As I have written before, there is no doubt that liquidity (in terms of cash available to invest) is readily available in large denominations. And that’s what is fueling the big stock market averages.
Money isn’t going into tech like it did in 1999 because the damaging effects of the tech boom can still be felt. Money is not going into real estate anymore because yields have gotten too low, and the residential property bubble has burst. Money is cautious about the stock market as well, because it’s overpriced. Capital is flowing into private equity funds that, in turn, have a mandate to invest in “good quality and stable” companies. Most of the time, that goal is achieved by taking a company off the stock market.

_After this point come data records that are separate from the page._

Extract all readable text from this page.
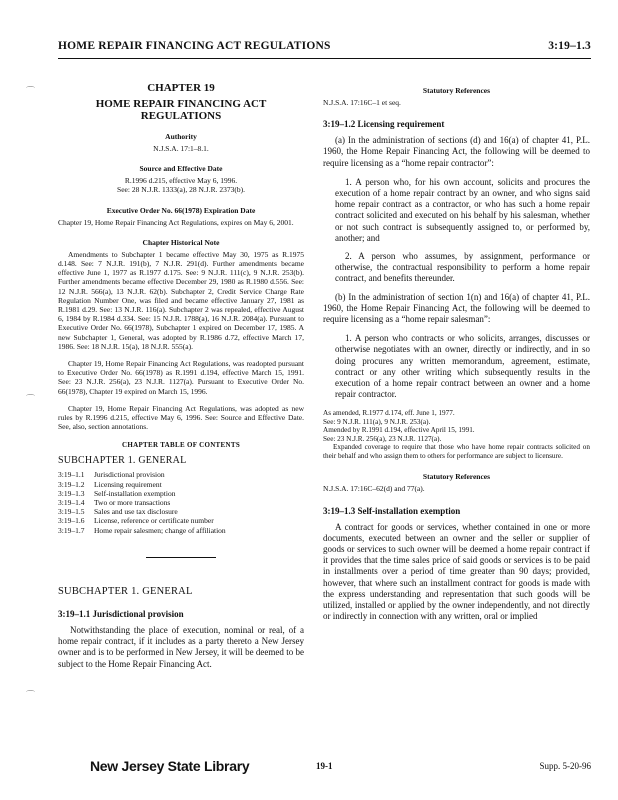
HOME REPAIR FINANCING ACT REGULATIONS	3:19–1.3
⌒
⌒
⌒
CHAPTER 19
HOME REPAIR FINANCING ACT REGULATIONS
Authority
N.J.S.A. 17:1–8.1.
Source and Effective Date
R.1996 d.215, effective May 6, 1996.
See: 28 N.J.R. 1333(a), 28 N.J.R. 2373(b).
Executive Order No. 66(1978) Expiration Date
Chapter 19, Home Repair Financing Act Regulations, expires on May 6, 2001.
Chapter Historical Note

Amendments to Subchapter 1 became effective May 30, 1975 as R.1975 d.148. See: 7 N.J.R. 191(b), 7 N.J.R. 291(d). Further amendments became effective June 1, 1977 as R.1977 d.175. See: 9 N.J.R. 111(c), 9 N.J.R. 253(b). Further amendments became effective December 29, 1980 as R.1980 d.556. See: 12 N.J.R. 566(a), 13 N.J.R. 62(b). Subchapter 2, Credit Service Charge Rate Regulation Number One, was filed and became effective January 27, 1981 as R.1981 d.29. See: 13 N.J.R. 116(a). Subchapter 2 was repealed, effective August 6, 1984 by R.1984 d.334. See: 15 N.J.R. 1788(a), 16 N.J.R. 2084(a). Pursuant to Executive Order No. 66(1978), Subchapter 1 expired on December 17, 1985. A new Subchapter 1, General, was adopted by R.1986 d.72, effective March 17, 1986. See: 18 N.J.R. 15(a), 18 N.J.R. 555(a).

Chapter 19, Home Repair Financing Act Regulations, was readopted pursuant to Executive Order No. 66(1978) as R.1991 d.194, effective March 15, 1991. See: 23 N.J.R. 256(a), 23 N.J.R. 1127(a). Pursuant to Executive Order No. 66(1978), Chapter 19 expired on March 15, 1996.

Chapter 19, Home Repair Financing Act Regulations, was adopted as new rules by R.1996 d.215, effective May 6, 1996. See: Source and Effective Date. See, also, section annotations.

CHAPTER TABLE OF CONTENTS
SUBCHAPTER 1. GENERAL
3:19–1.1	Jurisdictional provision
3:19–1.2	Licensing requirement
3:19–1.3	Self-installation exemption
3:19–1.4	Two or more transactions
3:19–1.5	Sales and use tax disclosure
3:19–1.6	License, reference or certificate number
3:19–1.7	Home repair salesmen; change of affiliation
SUBCHAPTER 1. GENERAL
3:19–1.1 Jurisdictional provision
Notwithstanding the place of execution, nominal or real, of a home repair contract, if it includes as a party thereto a New Jersey owner and is to be performed in New Jersey, it will be deemed to be subject to the Home Repair Financing Act.
Statutory References
N.J.S.A. 17:16C–1 et seq.
3:19–1.2 Licensing requirement

(a) In the administration of sections (d) and 16(a) of chapter 41, P.L. 1960, the Home Repair Financing Act, the following will be deemed to require licensing as a “home repair contractor”:

1. A person who, for his own account, solicits and procures the execution of a home repair contract by an owner, and who signs said home repair contract as a contractor, or who has such a home repair contract solicited and executed on his behalf by his salesman, whether or not such contract is subsequently assigned to, or performed by, another; and

2. A person who assumes, by assignment, performance or otherwise, the contractual responsibility to perform a home repair contract, and benefits thereunder.

(b) In the administration of section 1(n) and 16(a) of chapter 41, P.L. 1960, the Home Repair Financing Act, the following will be deemed to require licensing as a “home repair salesman”:

1. A person who contracts or who solicits, arranges, discusses or otherwise negotiates with an owner, directly or indirectly, and in so doing procures any written memorandum, agreement, estimate, contract or any other writing which subsequently results in the execution of a home repair contract between an owner and a home repair contractor.

As amended, R.1977 d.174, eff. June 1, 1977.
See: 9 N.J.R. 111(a), 9 N.J.R. 253(a).
Amended by R.1991 d.194, effective April 15, 1991.
See: 23 N.J.R. 256(a), 23 N.J.R. 1127(a).
Expanded coverage to require that those who have home repair contracts solicited on their behalf and who assign them to others for performance are subject to licensure.
Statutory References
N.J.S.A. 17:16C–62(d) and 77(a).
3:19–1.3 Self-installation exemption
A contract for goods or services, whether contained in one or more documents, executed between an owner and the seller or supplier of goods or services to such owner will be deemed a home repair contract if it provides that the time sales price of said goods or services is to be paid in installments over a period of time greater than 90 days; provided, however, that where such an installment contract for goods is made with the express understanding and representation that such goods will be utilized, installed or applied by the owner independently, and not directly or indirectly in connection with any written, oral or implied
New Jersey State Library	19-1	Supp. 5-20-96
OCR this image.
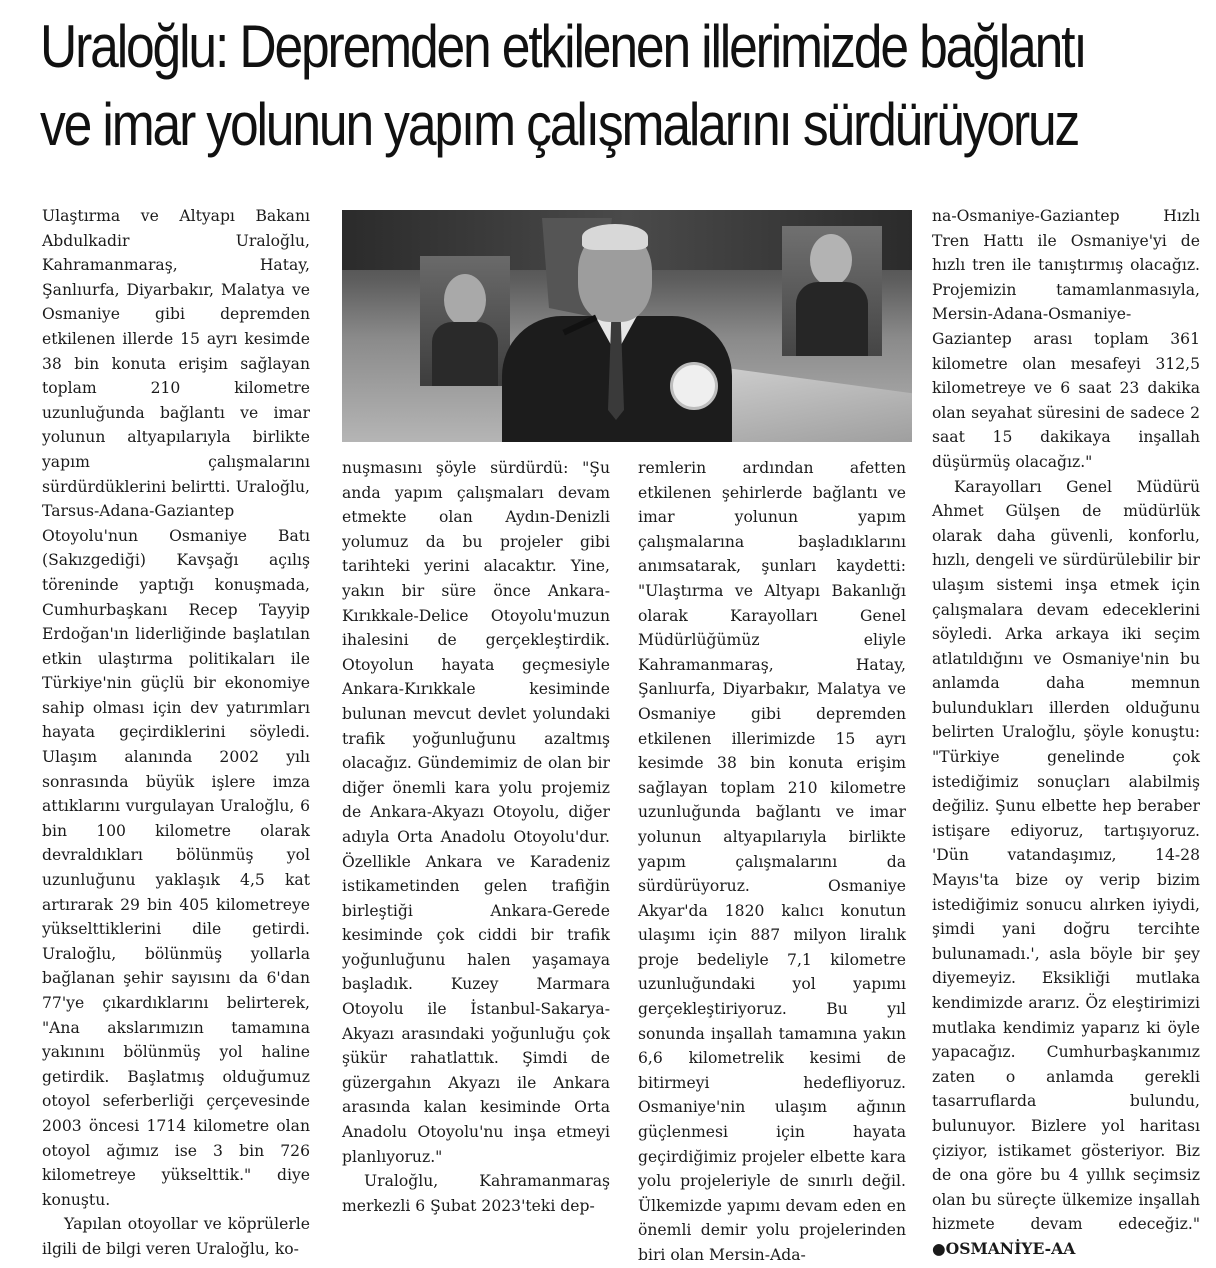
Uraloğlu: Depremden etkilenen illerimizde bağlantı
ve imar yolunun yapım çalışmalarını sürdürüyoruz

Ulaştırma ve Altyapı Bakanı Abdulkadir Uraloğlu, Kahramanmaraş, Hatay, Şanlıurfa, Diyarbakır, Malatya ve Osmaniye gibi depremden etkilenen illerde 15 ayrı kesimde 38 bin konuta erişim sağlayan toplam 210 kilometre uzunluğunda bağlantı ve imar yolunun altyapılarıyla birlikte yapım çalışmalarını sürdürdüklerini belirtti. Uraloğlu, Tarsus-Adana-Gaziantep Otoyolu'nun Osmaniye Batı (Sakızgediği) Kavşağı açılış töreninde yaptığı konuşmada, Cumhurbaşkanı Recep Tayyip Erdoğan'ın liderliğinde başlatılan etkin ulaştırma politikaları ile Türkiye'nin güçlü bir ekonomiye sahip olması için dev yatırımları hayata geçirdiklerini söyledi. Ulaşım alanında 2002 yılı sonrasında büyük işlere imza attıklarını vurgulayan Uraloğlu, 6 bin 100 kilometre olarak devraldıkları bölünmüş yol uzunluğunu yaklaşık 4,5 kat artırarak 29 bin 405 kilometreye yükselttiklerini dile getirdi. Uraloğlu, bölünmüş yollarla bağlanan şehir sayısını da 6'dan 77'ye çıkardıklarını belirterek, "Ana akslarımızın tamamına yakınını bölünmüş yol haline getirdik. Başlatmış olduğumuz otoyol seferberliği çerçevesinde 2003 öncesi 1714 kilometre olan otoyol ağımız ise 3 bin 726 kilometreye yükselttik." diye konuştu.

Yapılan otoyollar ve köprülerle ilgili de bilgi veren Uraloğlu, ko-

nuşmasını şöyle sürdürdü: "Şu anda yapım çalışmaları devam etmekte olan Aydın-Denizli yolumuz da bu projeler gibi tarihteki yerini alacaktır. Yine, yakın bir süre önce Ankara-Kırıkkale-Delice Otoyolu'muzun ihalesini de gerçekleştirdik. Otoyolun hayata geçmesiyle Ankara-Kırıkkale kesiminde bulunan mevcut devlet yolundaki trafik yoğunluğunu azaltmış olacağız. Gündemimiz de olan bir diğer önemli kara yolu projemiz de Ankara-Akyazı Otoyolu, diğer adıyla Orta Anadolu Otoyolu'dur. Özellikle Ankara ve Karadeniz istikametinden gelen trafiğin birleştiği Ankara-Gerede kesiminde çok ciddi bir trafik yoğunluğunu halen yaşamaya başladık. Kuzey Marmara Otoyolu ile İstanbul-Sakarya-Akyazı arasındaki yoğunluğu çok şükür rahatlattık. Şimdi de güzergahın Akyazı ile Ankara arasında kalan kesiminde Orta Anadolu Otoyolu'nu inşa etmeyi planlıyoruz."

Uraloğlu, Kahramanmaraş merkezli 6 Şubat 2023'teki dep-

remlerin ardından afetten etkilenen şehirlerde bağlantı ve imar yolunun yapım çalışmalarına başladıklarını anımsatarak, şunları kaydetti: "Ulaştırma ve Altyapı Bakanlığı olarak Karayolları Genel Müdürlüğümüz eliyle Kahramanmaraş, Hatay, Şanlıurfa, Diyarbakır, Malatya ve Osmaniye gibi depremden etkilenen illerimizde 15 ayrı kesimde 38 bin konuta erişim sağlayan toplam 210 kilometre uzunluğunda bağlantı ve imar yolunun altyapılarıyla birlikte yapım çalışmalarını da sürdürüyoruz. Osmaniye Akyar'da 1820 kalıcı konutun ulaşımı için 887 milyon liralık proje bedeliyle 7,1 kilometre uzunluğundaki yol yapımı gerçekleştiriyoruz. Bu yıl sonunda inşallah tamamına yakın 6,6 kilometrelik kesimi de bitirmeyi hedefliyoruz. Osmaniye'nin ulaşım ağının güçlenmesi için hayata geçirdiğimiz projeler elbette kara yolu projeleriyle de sınırlı değil. Ülkemizde yapımı devam eden en önemli demir yolu projelerinden biri olan Mersin-Ada-

na-Osmaniye-Gaziantep Hızlı Tren Hattı ile Osmaniye'yi de hızlı tren ile tanıştırmış olacağız. Projemizin tamamlanmasıyla, Mersin-Adana-Osmaniye-Gaziantep arası toplam 361 kilometre olan mesafeyi 312,5 kilometreye ve 6 saat 23 dakika olan seyahat süresini de sadece 2 saat 15 dakikaya inşallah düşürmüş olacağız."

Karayolları Genel Müdürü Ahmet Gülşen de müdürlük olarak daha güvenli, konforlu, hızlı, dengeli ve sürdürülebilir bir ulaşım sistemi inşa etmek için çalışmalara devam edeceklerini söyledi. Arka arkaya iki seçim atlatıldığını ve Osmaniye'nin bu anlamda daha memnun bulundukları illerden olduğunu belirten Uraloğlu, şöyle konuştu: "Türkiye genelinde çok istediğimiz sonuçları alabilmiş değiliz. Şunu elbette hep beraber istişare ediyoruz, tartışıyoruz. 'Dün vatandaşımız, 14-28 Mayıs'ta bize oy verip bizim istediğimiz sonucu alırken iyiydi, şimdi yani doğru tercihte bulunamadı.', asla böyle bir şey diyemeyiz. Eksikliği mutlaka kendimizde ararız. Öz eleştirimizi mutlaka kendimiz yaparız ki öyle yapacağız. Cumhurbaşkanımız zaten o anlamda gerekli tasarruflarda bulundu, bulunuyor. Bizlere yol haritası çiziyor, istikamet gösteriyor. Biz de ona göre bu 4 yıllık seçimsiz olan bu süreçte ülkemize inşallah hizmete devam edeceğiz." ●OSMANİYE-AA
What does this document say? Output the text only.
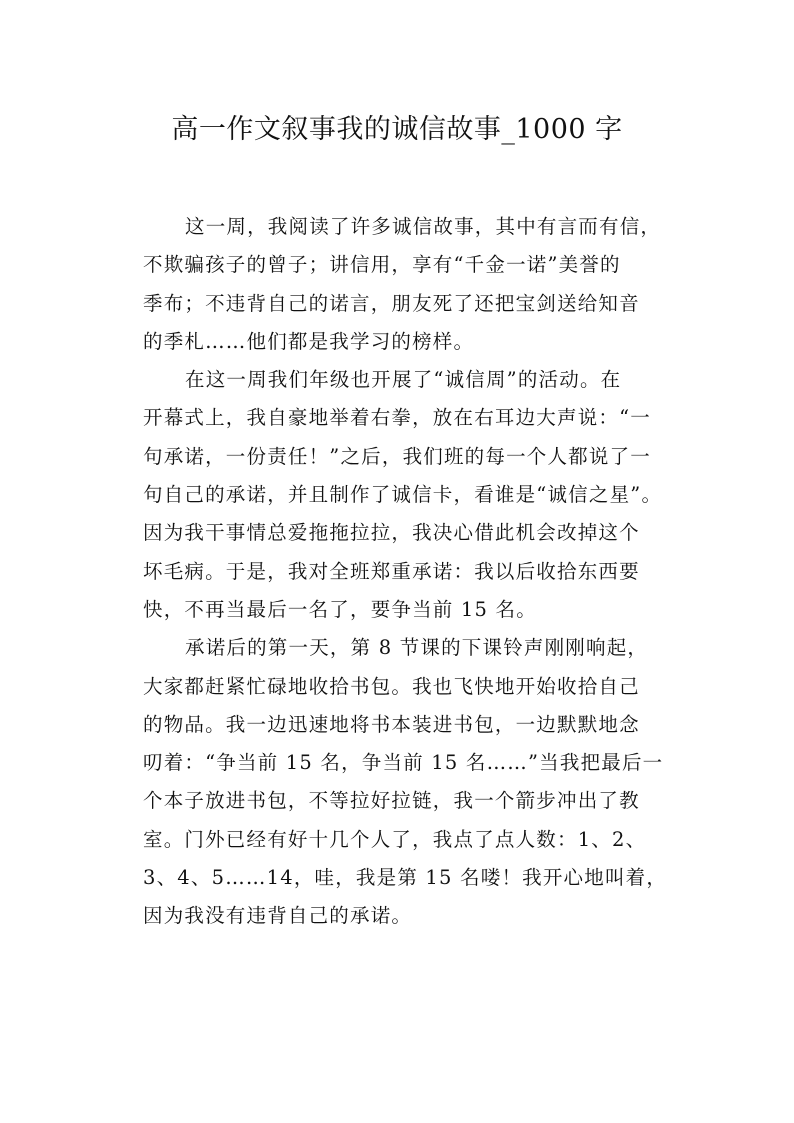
高一作文叙事我的诚信故事_1000 字
这一周，我阅读了许多诚信故事，其中有言而有信，
不欺骗孩子的曾子；讲信用，享有“千金一诺”美誉的
季布；不违背自己的诺言，朋友死了还把宝剑送给知音
的季札……他们都是我学习的榜样。
在这一周我们年级也开展了“诚信周”的活动。在
开幕式上，我自豪地举着右拳，放在右耳边大声说：“一
句承诺，一份责任！”之后，我们班的每一个人都说了一
句自己的承诺，并且制作了诚信卡，看谁是“诚信之星”。
因为我干事情总爱拖拖拉拉，我决心借此机会改掉这个
坏毛病。于是，我对全班郑重承诺：我以后收拾东西要
快，不再当最后一名了，要争当前 15 名。
承诺后的第一天，第 8 节课的下课铃声刚刚响起，
大家都赶紧忙碌地收拾书包。我也飞快地开始收拾自己
的物品。我一边迅速地将书本装进书包，一边默默地念
叨着：“争当前 15 名，争当前 15 名……”当我把最后一
个本子放进书包，不等拉好拉链，我一个箭步冲出了教
室。门外已经有好十几个人了，我点了点人数：1、2、
3、4、5……14，哇，我是第 15 名喽！我开心地叫着，
因为我没有违背自己的承诺。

Corporate profit growth is declining. The housing market is in trouble. Auto sales are down. The economy is slowing. A recession in the U.S. within the next 12 months is expected. No, the big market averages like the Dow Jones Industrial Average should not be rising.
If there is one thing I’ve learned in the investment business it’s that the trend is your friend no matter what else is going on. At some point, we will face regression to the mean. But, for now, despite all the problems in the U.S. economy, the large amount of capital in the marketplace (in private equity funds, in mutual funds, in retirement funds, from inheritances) is fueling the general stock market higher and higher. Enjoy it while it lasts because the sun can set quicker than investors can imagine.
NEWSFLASH — American Home Mortgage shares plunged yesterday as the subprime lender reported it failed to find a buyer for the company. According to Bloomberg data, over 40 U.S. lenders have either now closed their doors or are looking for takeover offers because of soaring defaults on U.S. subprime mortgages. The carnage continues almost unnoticed by Wall Street. I believe the subprime lending bust will come back to haunt the U.S. economy.